Впрочем, есть и некоторые перемены к лучшему. Некоторые современные богословы присоединяются к традиции православия и греческих отцов. Отец Гийом де Ментьер, чьи объяснения таинства нашего Спасения я здесь подробно не рассматривал, даже осмеливается использовать термин «обожение»: «Термины „обожение“ (theôsis) и „обожествление“ (theopoïesis) на самом деле библейскими не являются, хотя библейским реалиям вполне соответствуют. Выражение ап. Петра „причастники божеского естества“ (2 Петр 1.4) действительно встречается в Писании лишь однажды. Но ту истину, которая за ним стоит, Писание утверждает на каждом шагу. Тема „обожения“ становится лейтмотивом всего патристического богословия, в особенности у греческих отцов. Спасение – это „метаморфоза“, иными словами – „преображение“».[216] В доказательство своих слов о. Ментьер отсылает читателя к Св. Клименту Александрийскому (умер в 185 г.), который, согласно Жюлю Гроссу, был первым, кто ввел в обращение слово «обожение».

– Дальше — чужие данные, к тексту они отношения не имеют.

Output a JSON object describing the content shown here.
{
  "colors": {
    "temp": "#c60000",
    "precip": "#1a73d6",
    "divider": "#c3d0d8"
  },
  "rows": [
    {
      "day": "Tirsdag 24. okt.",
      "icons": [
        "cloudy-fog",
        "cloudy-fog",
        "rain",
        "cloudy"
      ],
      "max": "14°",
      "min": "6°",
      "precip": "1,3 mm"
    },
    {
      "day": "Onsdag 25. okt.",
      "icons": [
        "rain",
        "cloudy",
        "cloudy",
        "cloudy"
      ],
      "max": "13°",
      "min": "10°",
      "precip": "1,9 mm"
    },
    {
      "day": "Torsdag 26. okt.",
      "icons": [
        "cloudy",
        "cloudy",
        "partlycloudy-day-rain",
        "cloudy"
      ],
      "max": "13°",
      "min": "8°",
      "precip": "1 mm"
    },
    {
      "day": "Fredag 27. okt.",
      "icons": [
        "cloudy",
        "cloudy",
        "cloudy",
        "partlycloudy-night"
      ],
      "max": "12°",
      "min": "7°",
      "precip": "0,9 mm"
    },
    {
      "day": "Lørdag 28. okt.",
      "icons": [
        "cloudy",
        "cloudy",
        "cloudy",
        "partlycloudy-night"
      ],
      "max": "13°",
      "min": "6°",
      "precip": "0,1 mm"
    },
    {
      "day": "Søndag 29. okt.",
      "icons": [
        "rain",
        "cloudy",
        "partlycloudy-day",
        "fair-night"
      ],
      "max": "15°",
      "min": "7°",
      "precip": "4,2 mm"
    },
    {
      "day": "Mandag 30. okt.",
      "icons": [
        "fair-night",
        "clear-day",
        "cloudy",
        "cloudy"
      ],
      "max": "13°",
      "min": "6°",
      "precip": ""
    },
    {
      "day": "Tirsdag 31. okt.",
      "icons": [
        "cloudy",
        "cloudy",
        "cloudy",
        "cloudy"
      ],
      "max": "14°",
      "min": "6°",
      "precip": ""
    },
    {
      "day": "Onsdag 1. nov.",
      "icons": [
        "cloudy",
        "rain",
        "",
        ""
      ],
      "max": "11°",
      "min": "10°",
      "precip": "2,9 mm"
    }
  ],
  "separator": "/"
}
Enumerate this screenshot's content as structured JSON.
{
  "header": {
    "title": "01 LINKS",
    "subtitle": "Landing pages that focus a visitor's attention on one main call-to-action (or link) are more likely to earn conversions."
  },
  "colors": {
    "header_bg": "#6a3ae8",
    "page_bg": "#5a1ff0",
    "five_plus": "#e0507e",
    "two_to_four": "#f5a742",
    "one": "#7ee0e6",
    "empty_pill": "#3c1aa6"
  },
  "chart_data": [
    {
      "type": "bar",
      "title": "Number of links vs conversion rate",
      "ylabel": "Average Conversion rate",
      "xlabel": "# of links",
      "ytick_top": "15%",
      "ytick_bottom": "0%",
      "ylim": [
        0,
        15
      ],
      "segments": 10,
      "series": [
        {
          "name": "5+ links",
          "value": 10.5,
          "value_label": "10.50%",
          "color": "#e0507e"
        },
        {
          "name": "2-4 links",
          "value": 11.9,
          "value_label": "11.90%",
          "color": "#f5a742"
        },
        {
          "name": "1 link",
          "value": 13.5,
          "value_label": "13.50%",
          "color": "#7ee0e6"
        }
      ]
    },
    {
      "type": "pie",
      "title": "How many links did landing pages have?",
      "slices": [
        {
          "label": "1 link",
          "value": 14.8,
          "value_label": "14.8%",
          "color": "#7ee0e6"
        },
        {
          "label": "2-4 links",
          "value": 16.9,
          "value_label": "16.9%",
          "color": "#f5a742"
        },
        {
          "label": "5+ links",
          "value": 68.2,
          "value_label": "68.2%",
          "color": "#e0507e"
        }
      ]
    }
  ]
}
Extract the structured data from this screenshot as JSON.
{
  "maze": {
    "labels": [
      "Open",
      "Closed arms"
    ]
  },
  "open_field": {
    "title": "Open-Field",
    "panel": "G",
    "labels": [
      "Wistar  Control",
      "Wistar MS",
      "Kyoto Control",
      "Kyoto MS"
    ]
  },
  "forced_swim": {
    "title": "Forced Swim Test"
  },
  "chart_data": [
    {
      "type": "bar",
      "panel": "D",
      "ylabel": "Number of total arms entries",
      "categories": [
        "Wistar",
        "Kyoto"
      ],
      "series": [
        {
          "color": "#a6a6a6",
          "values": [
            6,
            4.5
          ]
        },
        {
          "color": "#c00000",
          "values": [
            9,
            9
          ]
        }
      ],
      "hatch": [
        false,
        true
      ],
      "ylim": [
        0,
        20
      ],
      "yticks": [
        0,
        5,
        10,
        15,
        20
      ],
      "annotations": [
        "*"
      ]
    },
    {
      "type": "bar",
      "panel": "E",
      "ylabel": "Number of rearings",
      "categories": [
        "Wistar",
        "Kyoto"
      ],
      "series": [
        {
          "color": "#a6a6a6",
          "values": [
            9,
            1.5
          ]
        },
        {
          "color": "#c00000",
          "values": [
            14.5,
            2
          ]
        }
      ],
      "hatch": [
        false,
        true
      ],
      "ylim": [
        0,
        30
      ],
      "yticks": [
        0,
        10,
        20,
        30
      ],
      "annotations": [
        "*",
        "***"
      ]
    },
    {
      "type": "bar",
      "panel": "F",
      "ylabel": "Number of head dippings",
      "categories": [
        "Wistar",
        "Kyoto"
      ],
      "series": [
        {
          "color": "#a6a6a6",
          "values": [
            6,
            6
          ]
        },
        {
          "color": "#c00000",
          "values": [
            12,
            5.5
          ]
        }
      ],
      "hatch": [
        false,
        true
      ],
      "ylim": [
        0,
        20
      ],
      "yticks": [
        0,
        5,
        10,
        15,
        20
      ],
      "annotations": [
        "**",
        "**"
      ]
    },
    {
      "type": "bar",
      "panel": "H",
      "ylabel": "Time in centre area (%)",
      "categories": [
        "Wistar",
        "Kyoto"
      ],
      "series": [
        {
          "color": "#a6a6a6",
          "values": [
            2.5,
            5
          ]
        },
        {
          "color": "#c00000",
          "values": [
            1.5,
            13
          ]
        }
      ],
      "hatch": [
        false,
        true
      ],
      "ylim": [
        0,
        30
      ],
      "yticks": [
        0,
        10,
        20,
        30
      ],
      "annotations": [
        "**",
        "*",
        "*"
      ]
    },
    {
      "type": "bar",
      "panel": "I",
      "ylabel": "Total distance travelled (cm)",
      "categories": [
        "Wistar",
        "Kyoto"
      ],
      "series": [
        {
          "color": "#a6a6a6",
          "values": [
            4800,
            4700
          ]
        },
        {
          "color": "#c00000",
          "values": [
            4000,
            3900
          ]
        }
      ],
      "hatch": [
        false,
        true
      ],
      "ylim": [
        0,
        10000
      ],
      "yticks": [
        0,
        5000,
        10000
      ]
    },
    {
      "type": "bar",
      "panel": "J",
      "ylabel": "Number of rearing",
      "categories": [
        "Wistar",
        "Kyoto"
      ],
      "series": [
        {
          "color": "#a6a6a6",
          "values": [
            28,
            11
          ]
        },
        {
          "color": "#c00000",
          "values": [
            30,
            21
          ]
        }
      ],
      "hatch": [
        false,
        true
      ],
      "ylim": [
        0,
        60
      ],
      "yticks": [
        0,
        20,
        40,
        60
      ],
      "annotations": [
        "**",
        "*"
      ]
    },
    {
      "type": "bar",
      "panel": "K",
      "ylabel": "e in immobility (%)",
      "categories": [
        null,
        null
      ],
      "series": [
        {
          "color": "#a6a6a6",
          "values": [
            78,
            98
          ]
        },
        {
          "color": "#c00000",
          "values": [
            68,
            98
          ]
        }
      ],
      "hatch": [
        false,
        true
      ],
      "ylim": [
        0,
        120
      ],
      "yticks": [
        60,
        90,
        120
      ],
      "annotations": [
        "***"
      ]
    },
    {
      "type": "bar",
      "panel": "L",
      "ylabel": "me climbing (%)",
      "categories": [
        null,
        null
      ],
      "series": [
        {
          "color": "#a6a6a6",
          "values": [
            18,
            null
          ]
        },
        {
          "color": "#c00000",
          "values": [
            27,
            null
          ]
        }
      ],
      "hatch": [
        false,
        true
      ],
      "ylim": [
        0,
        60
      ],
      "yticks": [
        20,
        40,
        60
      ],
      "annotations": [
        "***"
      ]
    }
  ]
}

Подобная позиция меня, разумеется, радует. Мне лишь жаль, что очередной раз все было сделано для того, чтобы верующие в этой аргументации не смогли разобраться. Знать истинное положение дел им вовсе не обязательно. Богословские споры должны остаться достоянием специалистов – кто же выносит грязное белье на люди! «Простые» верующие должны быть уверены, что Церковь никогда не ошибается, что ее учение ни на йоту не изменялось. «В особенности у греческих отцов…», – пишет о. Ментьер. Интересно, у кого из латинских отцов нашел он похожее учение о нашем обожении в вечной жизни? Как он может говорить, что эта идея «утверждается на каждом шагу», если даже последний Катехизис, процитировав апостола Петра, не решается, как мы видели, его мысль развивать? Стремясь доказать, что учение об обожении человека в вечной жизни западной Церковью всегда разделялось, о. Ментьер ссылается на работу Жюля Гросса о понятии обожения у греческих отцов.

Дата выхода книги Гросса (1938), казалось бы, говорит о том, что взгляды, которые в ней излагаются, успели стать у католиков общепринятыми. Однако для полноты картины следовало бы отметить, что в римско-католической Церкви эта работа вызвала неприятие и раздражение, заставившее автора переехать в Германию, где под именем Юлиус Гросс он опубликовал на немецком языке ряд замечательных и пока еще малоизвестных работ по истории учения о первородном грехе. «Истина, которую Писание утверждает на каждом шагу»! Что верующим остается думать? Я не пытаюсь винить в чем-либо тех, кто вынудил Жюля Гросса покинуть свою страну. Я не собираюсь выступать в роли судьи. Но я никогда не соглашусь пойти против истины. Ошибка или недоразумение возможны всегда. Быть может, жертвой их стал и о. Ментьер, я всегда допускал такую возможность. Мне самому часто случается ошибаться. Но о. Ментьер все же обязан был хотя бы упомянуть о хроническом нежелании католической Церкви признать учение об обожении. Напомню еще раз, что в Катехизисе для взрослых, опубликованном епископами Франции в 1991 году с одобрения Конгрегации по делам веры и Святого Престола, идея обожения человека рассматривается лишь как смелый языковой оборот: «Греческие отцы (епископы и богословы первых веков) осмеливаются говорить об „обожении“» (скобки в цитате принадлежат авторам Катехизиса).[217] Обратите внимание: только на Востоке и только в первые века – о Западе речи нет. Успокою вас: православные богословы так считают до сих пор: им и в голову не приходит понимать слово «обожение» иносказательно. Это общая вера всех христиан Востока, испокон веку и до наших дней. Тогда как в Катехизисе католической Церкви вы не найдете этого слова даже в словарном указателе.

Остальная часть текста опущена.